Chaplin’s wooing of Oona and their eventual marriage took place against a turmoil of controversy that was as distressing as it was damaging. Joan Barry reappeared on the scene, six months pregnant, claiming Chaplin as the father of her unborn child. A series of court cases then took place, covertly organized by the FBI, with the sole purpose of blackening Chaplin’s reputation beyond repair. First he was arraigned under the Mann Act, legislation designed to entrap pimps and brothel-keepers, and accused of paying Joan Barry to cross state boundaries for the purpose of having sex with him. When he was acquitted of this charge the FBI encouraged Barry to bring a paternity suit against him. Chaplin submitted to a blood test which proved negative but, in the subsequent trial, it emerged that blood tests were not recognized in Californian courts. Under a barrage of vilification and contempt that makes today’s gutter press look positively restrained Chaplin was condemned in court as a vile seducer and corrupter of American womanhood. He was declared the father of Barry’s child and ordered to pay maintenance.
And this time the character assassination seemed to work. After the war Chaplin continued to make films—Monsieur Verdoux and Limelight—but he was increasingly under attack, especially as the Mc-Carthyite anti-Communist purges were now running at full maniacal stretch, and his once indestructible popularity began to crumble and wane. A leading article in the Herald Express criticized his “complacent self-worship” and described him as “a moral nonentity.” The final move by the FBI came in 1952. Chaplin set sail from New York for Britain for the premiere of Limelight. Once he had quit territorial waters a telegram was sent: Chaplin’s re-entry permit to the United States was rescinded under legislation which permitted banning on the grounds of “morals, health or insanity, or for advocating Communism.” He was effectively persona non grata. Ahead of him stretched the long years of exile.
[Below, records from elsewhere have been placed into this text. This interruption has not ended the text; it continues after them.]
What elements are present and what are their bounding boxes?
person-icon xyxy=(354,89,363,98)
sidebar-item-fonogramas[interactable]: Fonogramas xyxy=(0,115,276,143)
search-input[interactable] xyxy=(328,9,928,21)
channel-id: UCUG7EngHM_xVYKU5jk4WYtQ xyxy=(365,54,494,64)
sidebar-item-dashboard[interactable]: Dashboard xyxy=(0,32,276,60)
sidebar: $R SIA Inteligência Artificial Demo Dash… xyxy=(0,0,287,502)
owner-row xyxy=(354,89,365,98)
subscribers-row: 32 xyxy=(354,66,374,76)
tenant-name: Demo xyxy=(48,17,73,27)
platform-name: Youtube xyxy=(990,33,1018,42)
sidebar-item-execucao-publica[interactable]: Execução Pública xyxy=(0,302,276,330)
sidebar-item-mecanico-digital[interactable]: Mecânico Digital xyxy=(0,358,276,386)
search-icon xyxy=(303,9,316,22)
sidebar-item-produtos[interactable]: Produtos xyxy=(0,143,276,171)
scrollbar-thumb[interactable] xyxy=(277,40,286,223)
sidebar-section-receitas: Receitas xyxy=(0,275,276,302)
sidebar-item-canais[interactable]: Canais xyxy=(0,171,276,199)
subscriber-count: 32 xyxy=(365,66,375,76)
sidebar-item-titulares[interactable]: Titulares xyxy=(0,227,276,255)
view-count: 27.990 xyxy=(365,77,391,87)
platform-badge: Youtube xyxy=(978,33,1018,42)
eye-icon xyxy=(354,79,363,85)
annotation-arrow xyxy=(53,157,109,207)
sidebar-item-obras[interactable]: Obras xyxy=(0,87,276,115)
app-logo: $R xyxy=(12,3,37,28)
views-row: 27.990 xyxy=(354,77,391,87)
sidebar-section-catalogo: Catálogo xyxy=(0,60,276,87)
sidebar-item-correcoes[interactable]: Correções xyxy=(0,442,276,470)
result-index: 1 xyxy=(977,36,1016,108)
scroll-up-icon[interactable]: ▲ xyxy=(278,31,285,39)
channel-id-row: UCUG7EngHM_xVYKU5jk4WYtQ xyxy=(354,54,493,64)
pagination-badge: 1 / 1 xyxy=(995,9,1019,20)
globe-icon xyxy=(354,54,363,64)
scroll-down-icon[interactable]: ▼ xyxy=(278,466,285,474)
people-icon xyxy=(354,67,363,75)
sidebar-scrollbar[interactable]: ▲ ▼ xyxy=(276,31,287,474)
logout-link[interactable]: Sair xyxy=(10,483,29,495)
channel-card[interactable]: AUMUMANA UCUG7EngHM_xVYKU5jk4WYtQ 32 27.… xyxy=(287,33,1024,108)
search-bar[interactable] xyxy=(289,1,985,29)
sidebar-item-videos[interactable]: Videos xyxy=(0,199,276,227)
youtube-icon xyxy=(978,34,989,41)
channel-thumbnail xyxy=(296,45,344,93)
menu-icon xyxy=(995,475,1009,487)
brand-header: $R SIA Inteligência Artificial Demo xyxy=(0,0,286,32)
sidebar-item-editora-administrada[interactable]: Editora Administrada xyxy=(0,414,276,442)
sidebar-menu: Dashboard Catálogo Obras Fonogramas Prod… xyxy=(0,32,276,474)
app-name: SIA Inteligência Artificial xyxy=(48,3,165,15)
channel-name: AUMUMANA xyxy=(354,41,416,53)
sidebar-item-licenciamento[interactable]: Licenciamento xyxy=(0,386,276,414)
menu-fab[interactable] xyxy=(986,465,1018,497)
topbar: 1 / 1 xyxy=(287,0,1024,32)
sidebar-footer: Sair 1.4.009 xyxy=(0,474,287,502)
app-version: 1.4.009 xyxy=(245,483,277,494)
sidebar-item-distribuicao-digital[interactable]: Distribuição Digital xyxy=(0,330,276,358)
And here too the dramatic story of Charlie Chaplin, his rise and fall, ends. The boy from the slums of Lambeth had triumphed beyond measure amongst the freedoms and opportunities America offered. He had achieved astounding fame, vast riches, was acknowledged as one of the abiding geniuses of the cinema but in spite of all this something in him — hubris, moral fervour, arrogance, guilt, some curious self-destructive urge? — something had contrived to bring about his downfall and his banishment from the promised land. Chaplin went to live in Switzerland with his beloved Oona where they raised a large family of eight children. Other films were made—A King in New York (1957), The Countess from Hong Kong (1967) — other milestones were passed, many honours were conferred, but the twenty years of his exile from Hollywood have a flatness about them, and, inevitably, lack the excitement and energy and passion of the ones that preceded them. In 1972 he was welcomed back to Hollywood and presented with an Academy Award (a belated apology) and in 1975 he was knighted by the Queen. In 1977, on Christmas Day, he died quietly in his sleep. He was eighty-eight years old.